The former Tory MP failed to register a £4.5 million loan from a major political donor for three years – and refused to apologise after Parliament’s Standards watchdog

A former Tory MP failed to register a £4.5 million loan from a major political donor for three years – and refused to apologise after Parliament’s Standards watchdog ruled he’d broken the rules.

Andrew Bridgen took the interest-free loan from Jeremy Hosking, who has bankrolled Laurence Fox’s Reclaim Party which Mr Bridgen later joined, in 2000 to pay for a legal case relating to his family.

Despite the loan being for non-political purposes, Daniel Greenberg, the Standards Commissioner ruled he should have declared it within 28 days. In fact, he failed to declare it until 2023, just months before he was booted out of office.

The Standards Commissioner said the funding was registerable as an interest from October 12 2020, and “the first payment was therefore registered 1,135 days late”.

In his report, Mr Greenberg said it had been an “inadvertent” breach of the rules, offering Mr Bridgen the opportunity to apologise and avoid the matter being passed to the Standards Committee – a group of MPs who usually determines punishment for rule-breaking.

But Mr Bridgen refused, saying he was “not willing to apologise for something when personally I do not believe I breached any rule”.

The Standards Committee said: “We hope that Mr Bridgen will now behave honourably and acknowledge that he was wrong, even if honestly wrong, to believe that the £4.47 million provided to him by Mr Hosking was not a registrable interest.” They added: “We agree with the Parliamentary Commissioner for Standards that he should have apologised to the House.

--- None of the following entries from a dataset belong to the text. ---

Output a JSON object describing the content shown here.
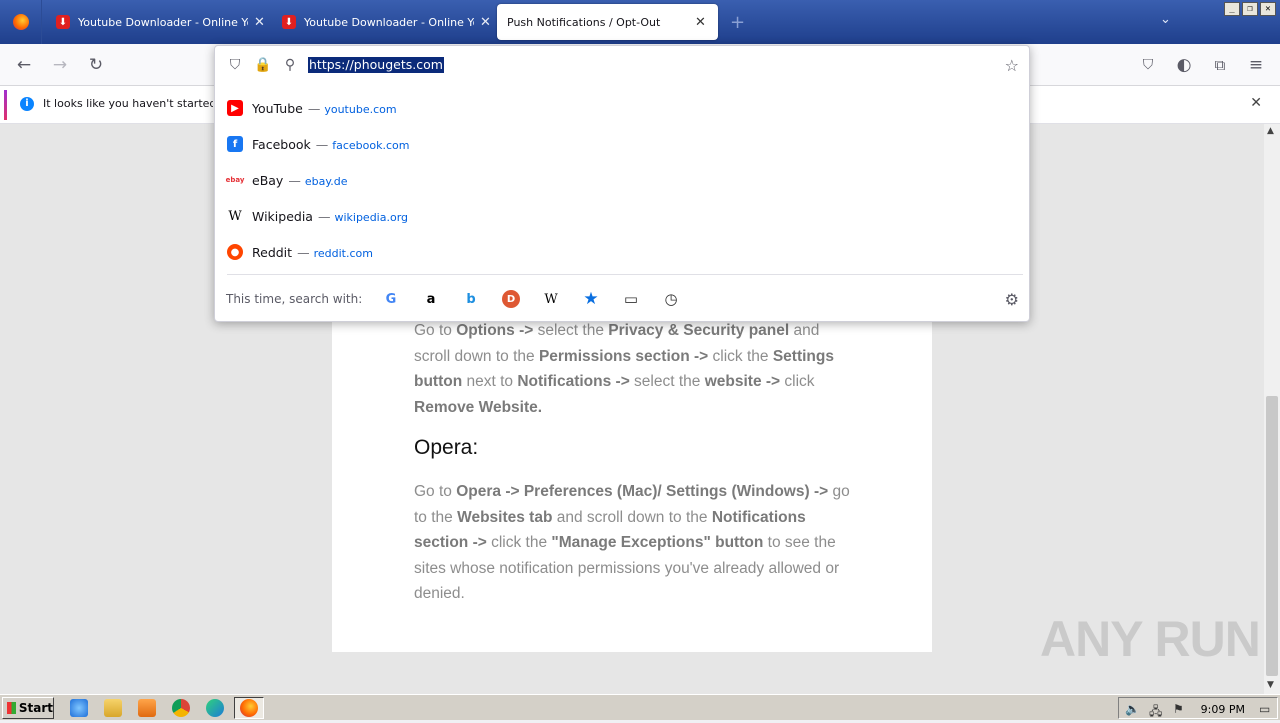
{
  "tabs": [
    {
      "title": "Youtube Downloader - Online Youtube Video Downloader",
      "close": "✕"
    },
    {
      "title": "Youtube Downloader - Online Youtube Video Downloader",
      "close": "✕"
    },
    {
      "title": "Push Notifications / Opt-Out",
      "close": "✕",
      "active": true
    }
  ],
  "window_buttons": {
    "minimize": "_",
    "restore": "❐",
    "close": "✕"
  },
  "urlbar": {
    "value": "https://phougets.com"
  },
  "notification": {
    "text": "It looks like you haven't started Firefox in a while."
  },
  "suggestions": [
    {
      "name": "YouTube",
      "host": "youtube.com",
      "icon": "youtube-icon",
      "color": "#ff0000"
    },
    {
      "name": "Facebook",
      "host": "facebook.com",
      "icon": "facebook-icon",
      "color": "#1877f2"
    },
    {
      "name": "eBay",
      "host": "ebay.de",
      "icon": "ebay-icon",
      "color": "#e53238"
    },
    {
      "name": "Wikipedia",
      "host": "wikipedia.org",
      "icon": "wikipedia-icon",
      "color": "#000000"
    },
    {
      "name": "Reddit",
      "host": "reddit.com",
      "icon": "reddit-icon",
      "color": "#ff4500"
    }
  ],
  "search_with_label": "This time, search with:",
  "separator": "—",
  "page": {
    "firefox_para": [
      "Go to ",
      "Options ->",
      " select the ",
      "Privacy & Security panel",
      " and scroll down to the ",
      "Permissions section ->",
      " click the ",
      "Settings button",
      " next to ",
      "Notifications ->",
      " select the ",
      "website ->",
      " click ",
      "Remove Website."
    ],
    "opera_heading": "Opera:",
    "opera_para": [
      "Go to ",
      "Opera -> Preferences (Mac)/ Settings (Windows) ->",
      " go to the ",
      "Websites tab",
      " and scroll down to the ",
      "Notifications section ->",
      " click the ",
      "\"Manage Exceptions\" button",
      " to see the sites whose notification permissions you've already allowed or denied."
    ]
  },
  "watermark": "ANY RUN",
  "taskbar": {
    "start": "Start",
    "clock": "9:09 PM"
  }
}
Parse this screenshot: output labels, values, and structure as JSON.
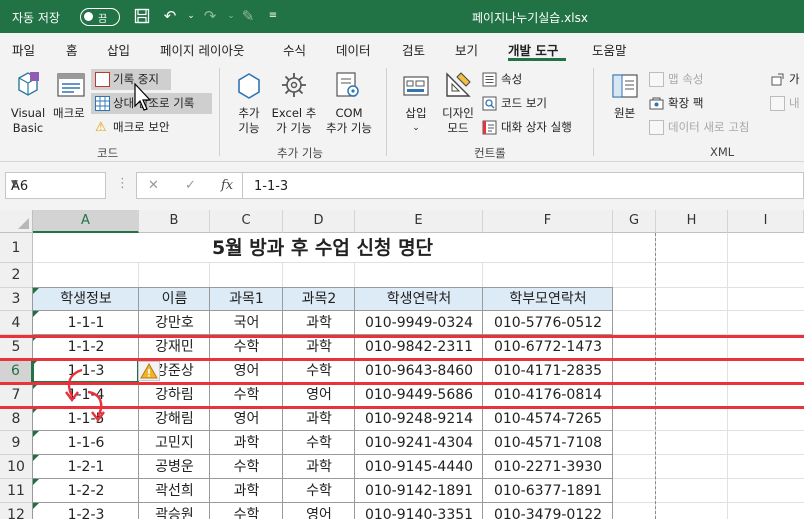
{
  "titlebar": {
    "autosave_label": "자동 저장",
    "toggle_label": "끔",
    "filename": "페이지나누기실습.xlsx"
  },
  "tabs": [
    {
      "label": "파일"
    },
    {
      "label": "홈"
    },
    {
      "label": "삽입"
    },
    {
      "label": "페이지 레이아웃"
    },
    {
      "label": "수식"
    },
    {
      "label": "데이터"
    },
    {
      "label": "검토"
    },
    {
      "label": "보기"
    },
    {
      "label": "개발 도구",
      "active": true
    },
    {
      "label": "도움말"
    }
  ],
  "ribbon": {
    "code": {
      "visual_basic": [
        "Visual",
        "Basic"
      ],
      "macro": "매크로",
      "stop_recording": "기록 중지",
      "relative_ref": "상대 참조로 기록",
      "macro_security": "매크로 보안",
      "group_label": "코드"
    },
    "addins": {
      "addins": [
        "추가",
        "기능"
      ],
      "excel_addins": [
        "Excel 추",
        "가 기능"
      ],
      "com_addins": [
        "COM",
        "추가 기능"
      ],
      "group_label": "추가 기능"
    },
    "controls": {
      "insert": "삽입",
      "design_mode": [
        "디자인",
        "모드"
      ],
      "properties": "속성",
      "view_code": "코드 보기",
      "run_dialog": "대화 상자 실행",
      "group_label": "컨트롤"
    },
    "xml": {
      "source": "원본",
      "map_properties": "맵 속성",
      "expansion_packs": "확장 팩",
      "refresh_data": "데이터 새로 고침",
      "import_partial": "가",
      "export_partial": "내",
      "group_label": "XML"
    }
  },
  "formula_bar": {
    "name_box": "A6",
    "value": "1-1-3",
    "fx": "fx"
  },
  "columns": [
    "A",
    "B",
    "C",
    "D",
    "E",
    "F",
    "G",
    "H",
    "I"
  ],
  "rows": [
    "1",
    "2",
    "3",
    "4",
    "5",
    "6",
    "7",
    "8",
    "9",
    "10",
    "11",
    "12"
  ],
  "sheet": {
    "title": "5월 방과 후 수업 신청 명단",
    "headers": [
      "학생정보",
      "이름",
      "과목1",
      "과목2",
      "학생연락처",
      "학부모연락처"
    ],
    "data": [
      [
        "1-1-1",
        "강만호",
        "국어",
        "과학",
        "010-9949-0324",
        "010-5776-0512"
      ],
      [
        "1-1-2",
        "강재민",
        "수학",
        "과학",
        "010-9842-2311",
        "010-6772-1473"
      ],
      [
        "1-1-3",
        "강준상",
        "영어",
        "수학",
        "010-9643-8460",
        "010-4171-2835"
      ],
      [
        "1-1-4",
        "강하림",
        "수학",
        "영어",
        "010-9449-5686",
        "010-4176-0814"
      ],
      [
        "1-1-5",
        "강해림",
        "영어",
        "과학",
        "010-9248-9214",
        "010-4574-7265"
      ],
      [
        "1-1-6",
        "고민지",
        "과학",
        "수학",
        "010-9241-4304",
        "010-4571-7108"
      ],
      [
        "1-2-1",
        "공병운",
        "수학",
        "과학",
        "010-9145-4440",
        "010-2271-3930"
      ],
      [
        "1-2-2",
        "곽선희",
        "과학",
        "수학",
        "010-9142-1891",
        "010-6377-1891"
      ],
      [
        "1-2-3",
        "곽승원",
        "수학",
        "영어",
        "010-9140-3351",
        "010-3479-0122"
      ]
    ]
  },
  "colors": {
    "excel_green": "#217346",
    "header_fill": "#ddebf7",
    "red_annotation": "#e8323c"
  }
}
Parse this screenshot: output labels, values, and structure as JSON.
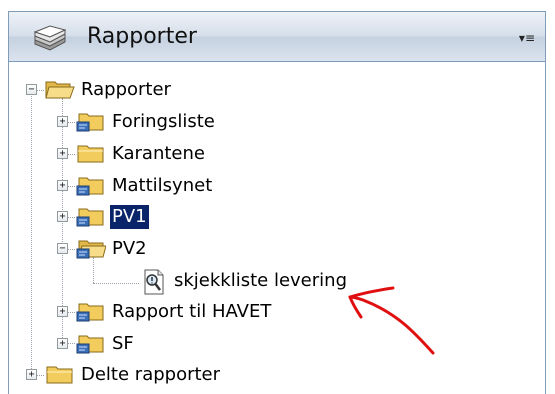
{
  "header": {
    "title": "Rapporter",
    "menu_glyph": "▾≡",
    "logo_icon": "books-stack-icon"
  },
  "tree": {
    "root": {
      "label": "Rapporter",
      "expander": "−",
      "icon": "folder-open-icon"
    },
    "children": [
      {
        "label": "Foringsliste",
        "expander": "+",
        "icon": "report-folder-icon"
      },
      {
        "label": "Karantene",
        "expander": "+",
        "icon": "folder-icon"
      },
      {
        "label": "Mattilsynet",
        "expander": "+",
        "icon": "report-folder-icon"
      },
      {
        "label": "PV1",
        "expander": "+",
        "icon": "report-folder-icon",
        "selected": true
      },
      {
        "label": "PV2",
        "expander": "−",
        "icon": "report-folder-open-icon"
      },
      {
        "label": "skjekkliste levering",
        "icon": "report-document-icon"
      },
      {
        "label": "Rapport til HAVET",
        "expander": "+",
        "icon": "report-folder-icon"
      },
      {
        "label": "SF",
        "expander": "+",
        "icon": "report-folder-icon"
      }
    ],
    "shared": {
      "label": "Delte rapporter",
      "expander": "+",
      "icon": "folder-icon"
    }
  },
  "annotation": {
    "color": "#e01010",
    "shape": "hand-drawn-arrow"
  }
}
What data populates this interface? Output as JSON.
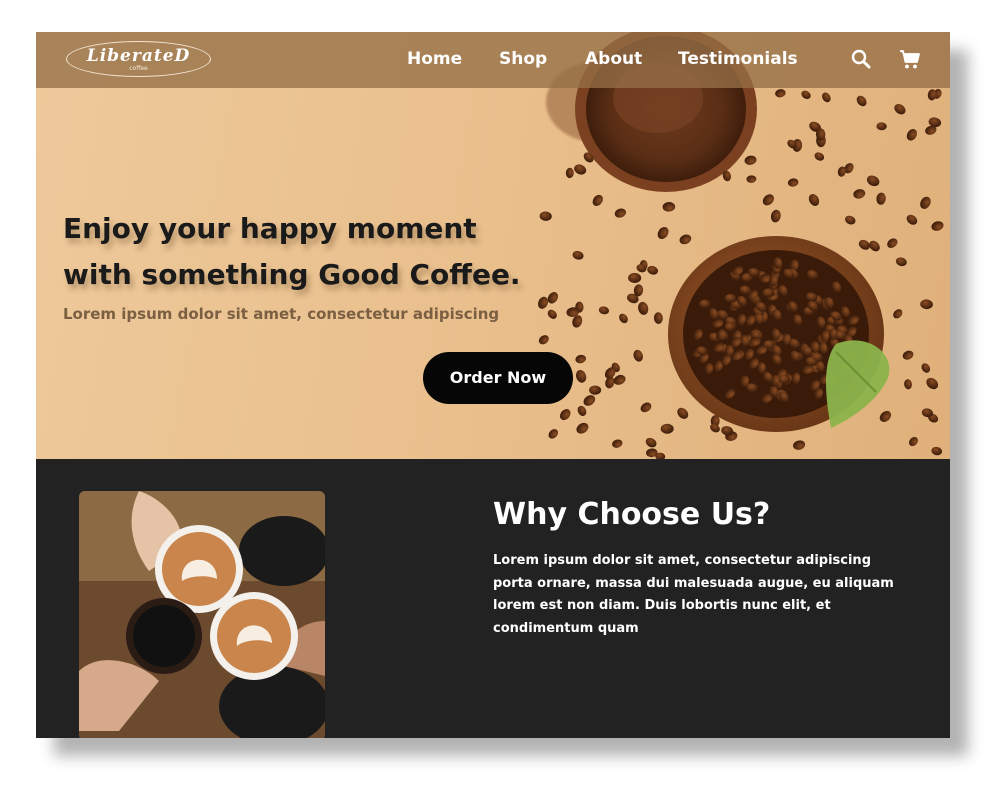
{
  "nav": {
    "logo_text": "LiberateD",
    "logo_subtext": "coffee",
    "links": [
      "Home",
      "Shop",
      "About",
      "Testimonials"
    ],
    "icons": [
      "search-icon",
      "cart-icon"
    ]
  },
  "hero": {
    "headline_line1": "Enjoy your happy moment",
    "headline_line2": "with something Good Coffee.",
    "subheadline": "Lorem ipsum dolor sit amet, consectetur adipiscing",
    "cta_label": "Order Now"
  },
  "why": {
    "title": "Why Choose Us?",
    "body": "Lorem ipsum dolor sit amet, consectetur adipiscing porta ornare, massa dui malesuada augue, eu aliquam lorem est non diam. Duis lobortis nunc elit, et condimentum quam"
  },
  "colors": {
    "hero_bg": "#e9bf8c",
    "navbar_bg": "#96704a",
    "button_bg": "#060606",
    "section_bg": "#222222",
    "subheadline": "#7b5f43"
  }
}
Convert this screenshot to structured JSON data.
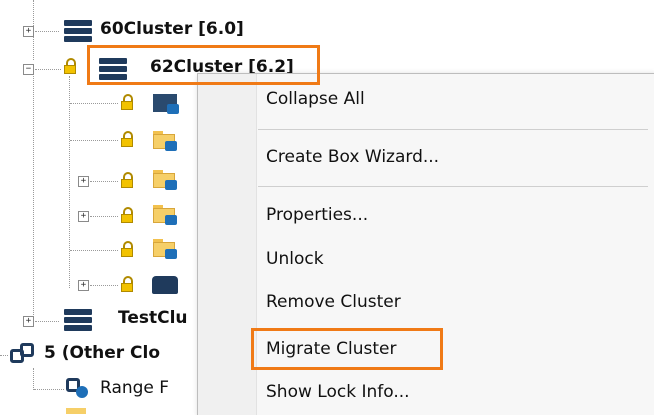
{
  "tree": {
    "nodes": [
      {
        "label": "60Cluster [6.0]",
        "expander": "+"
      },
      {
        "label": "62Cluster [6.2]",
        "expander": "−"
      },
      {
        "label": "TestClu",
        "expander": "+"
      },
      {
        "label": "5 (Other Clo",
        "expander": ""
      },
      {
        "label": "Range F",
        "expander": ""
      }
    ],
    "children_expanders": [
      "",
      "",
      "+",
      "+",
      "",
      "+"
    ]
  },
  "context_menu": {
    "items": [
      {
        "label": "Collapse All"
      },
      {
        "label": "Create Box Wizard..."
      },
      {
        "label": "Properties..."
      },
      {
        "label": "Unlock"
      },
      {
        "label": "Remove Cluster"
      },
      {
        "label": "Migrate Cluster"
      },
      {
        "label": "Show Lock Info..."
      }
    ]
  },
  "colors": {
    "highlight_border": "#f07a16",
    "server_icon": "#1f3a5c",
    "lock": "#f2c200"
  },
  "icons": [
    "server-icon",
    "lock-icon",
    "folder-icon",
    "cluster-group-icon",
    "gear-icon"
  ]
}
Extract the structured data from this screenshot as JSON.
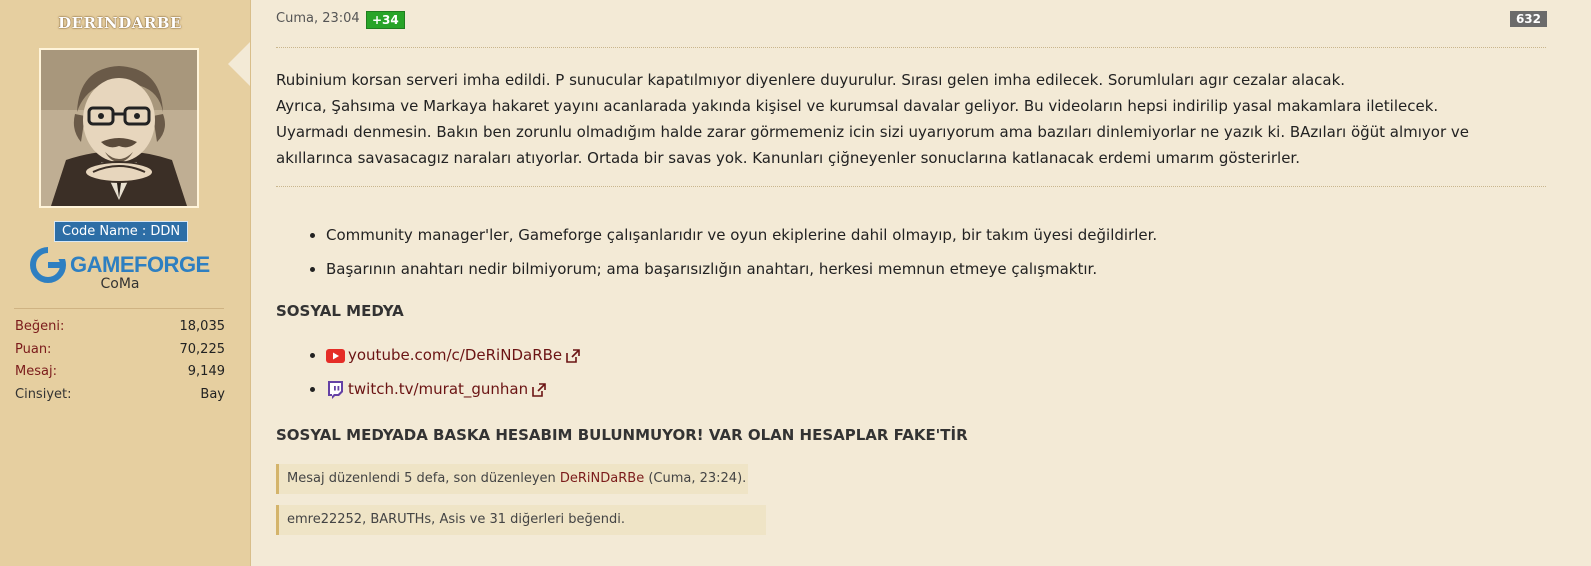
{
  "sidebar": {
    "username": "DERINDARBE",
    "code_name": "Code Name : DDN",
    "brand": "GAMEFORGE",
    "role": "CoMa",
    "stats": [
      {
        "label": "Beğeni:",
        "value": "18,035"
      },
      {
        "label": "Puan:",
        "value": "70,225"
      },
      {
        "label": "Mesaj:",
        "value": "9,149"
      },
      {
        "label": "Cinsiyet:",
        "value": "Bay"
      }
    ]
  },
  "post": {
    "date": "Cuma, 23:04",
    "reaction_score": "+34",
    "post_number": "632",
    "paragraph": [
      "Rubinium korsan serveri imha edildi. P sunucular kapatılmıyor diyenlere duyurulur. Sırası gelen imha edilecek. Sorumluları agır cezalar alacak.",
      "Ayrıca, Şahsıma ve Markaya hakaret yayını acanlarada yakında kişisel ve kurumsal davalar geliyor. Bu videoların hepsi indirilip yasal makamlara iletilecek.",
      "Uyarmadı denmesin. Bakın ben zorunlu olmadığım halde zarar görmemeniz icin sizi uyarıyorum ama bazıları dinlemiyorlar ne yazık ki. BAzıları öğüt almıyor ve",
      "akıllarınca savasacagız naraları atıyorlar. Ortada bir savas yok. Kanunları çiğneyenler sonuclarına katlanacak erdemi umarım gösterirler."
    ]
  },
  "signature": {
    "bullets": [
      "Community manager'ler, Gameforge çalışanlarıdır ve oyun ekiplerine dahil olmayıp, bir takım üyesi değildirler.",
      "Başarının anahtarı nedir bilmiyorum; ama başarısızlığın anahtarı, herkesi memnun etmeye çalışmaktır."
    ],
    "social_heading": "SOSYAL MEDYA",
    "social_links": [
      {
        "icon": "youtube-icon",
        "text": "youtube.com/c/DeRiNDaRBe",
        "color": "#e52d27"
      },
      {
        "icon": "twitch-icon",
        "text": "twitch.tv/murat_gunhan",
        "color": "#6441a5"
      }
    ],
    "warning": "SOSYAL MEDYADA BASKA HESABIM BULUNMUYOR! VAR OLAN HESAPLAR FAKE'TİR"
  },
  "footer": {
    "edit_prefix": "Mesaj düzenlendi 5 defa, son düzenleyen ",
    "edit_user": "DeRiNDaRBe",
    "edit_suffix": " (Cuma, 23:24).",
    "likes_text": "emre22252, BARUTHs, Asis ve 31 diğerleri beğendi."
  },
  "colors": {
    "sidebar_bg": "#e6cfa0",
    "page_bg": "#f3ead6",
    "link": "#6b1414",
    "reaction_green": "#28a428"
  }
}
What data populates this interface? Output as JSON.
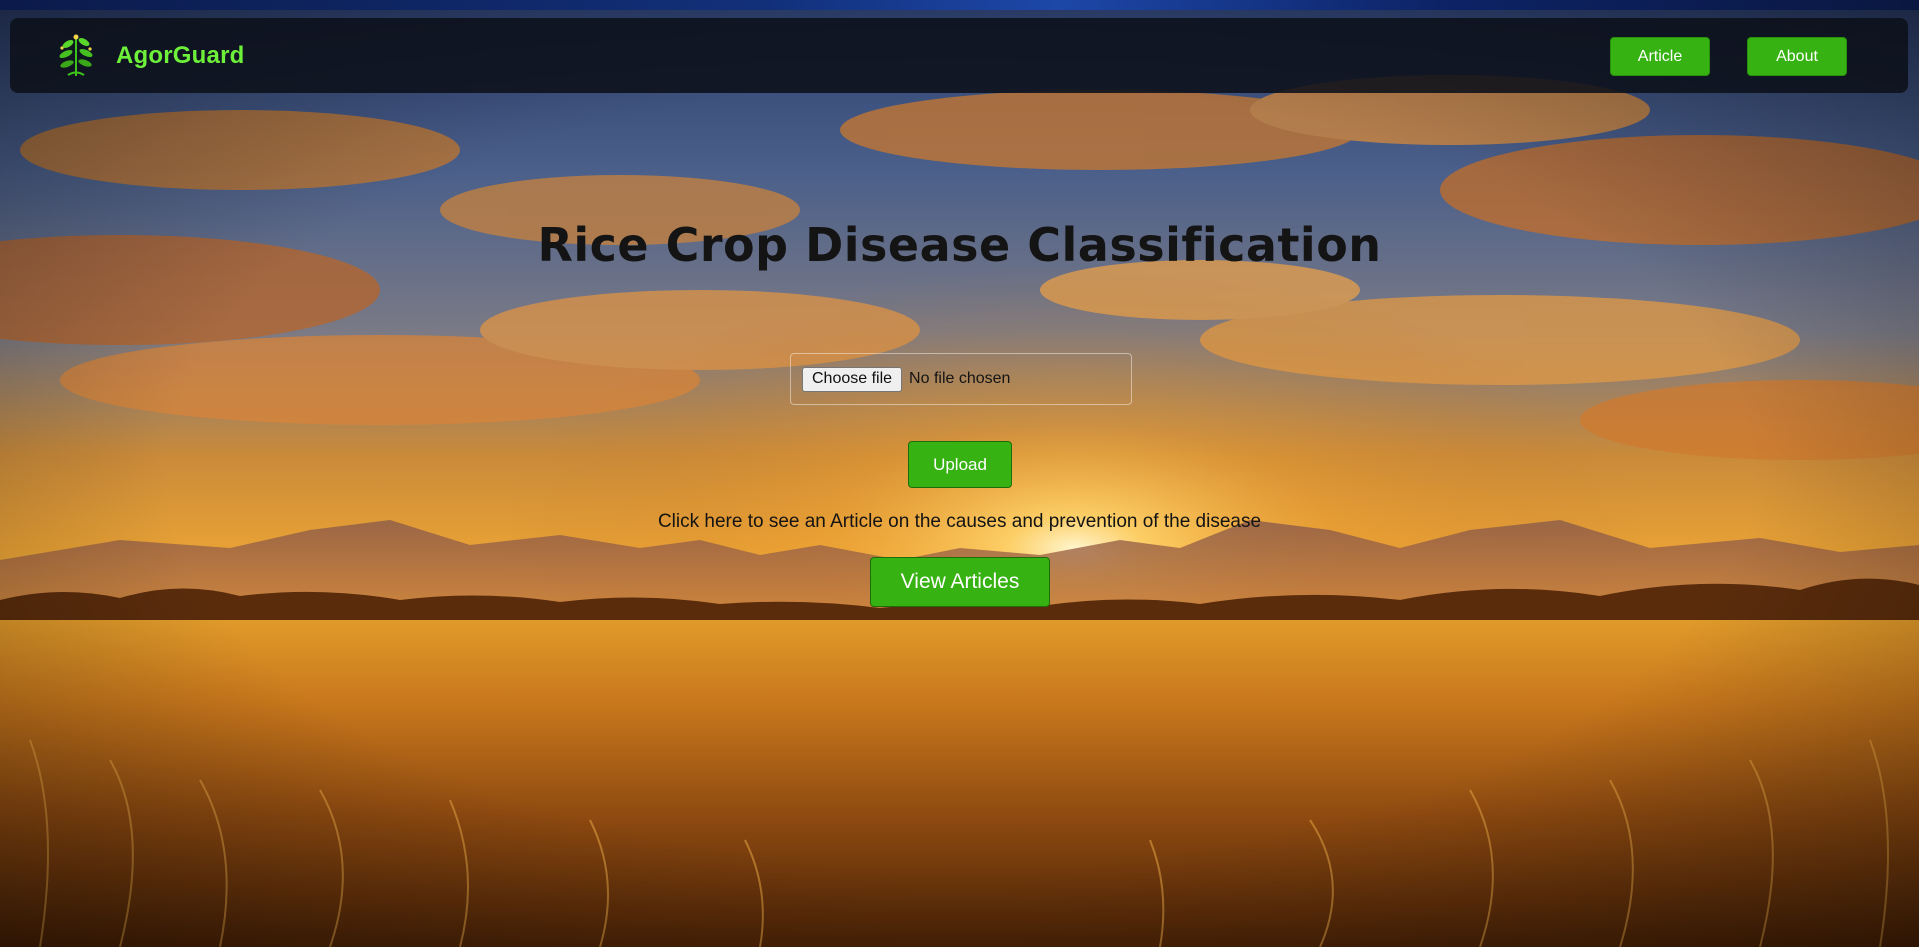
{
  "navbar": {
    "brand_name": "AgorGuard",
    "logo_icon": "plant-sprout-icon",
    "links": [
      {
        "label": "Article"
      },
      {
        "label": "About"
      }
    ]
  },
  "main": {
    "title": "Rice Crop Disease Classification",
    "file_input": {
      "button_label": "Choose file",
      "status": "No file chosen"
    },
    "upload_label": "Upload",
    "article_hint": "Click here to see an Article on the causes and prevention of the disease",
    "view_articles_label": "View Articles"
  },
  "colors": {
    "accent_green": "#36b212",
    "brand_green": "#6ef03a",
    "navbar_bg": "#0c101a"
  }
}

“The purpose for which the money was provided was private and personal; Mr Bridgen’s relationship with a political donor none the less raised sufficient reason to make such donations a matter for registration.”

The probe into the former MP for North West Leicestershire began in 2024 – before voters turfed him out of office at the General Election.

The Committee said in its report today: “Although the sum of money involved is substantial, this breach of the rules was inadvertent. Even if the Committee wished to impose some sanction on Mr Bridgen, there is no practical sanction now at its disposal.”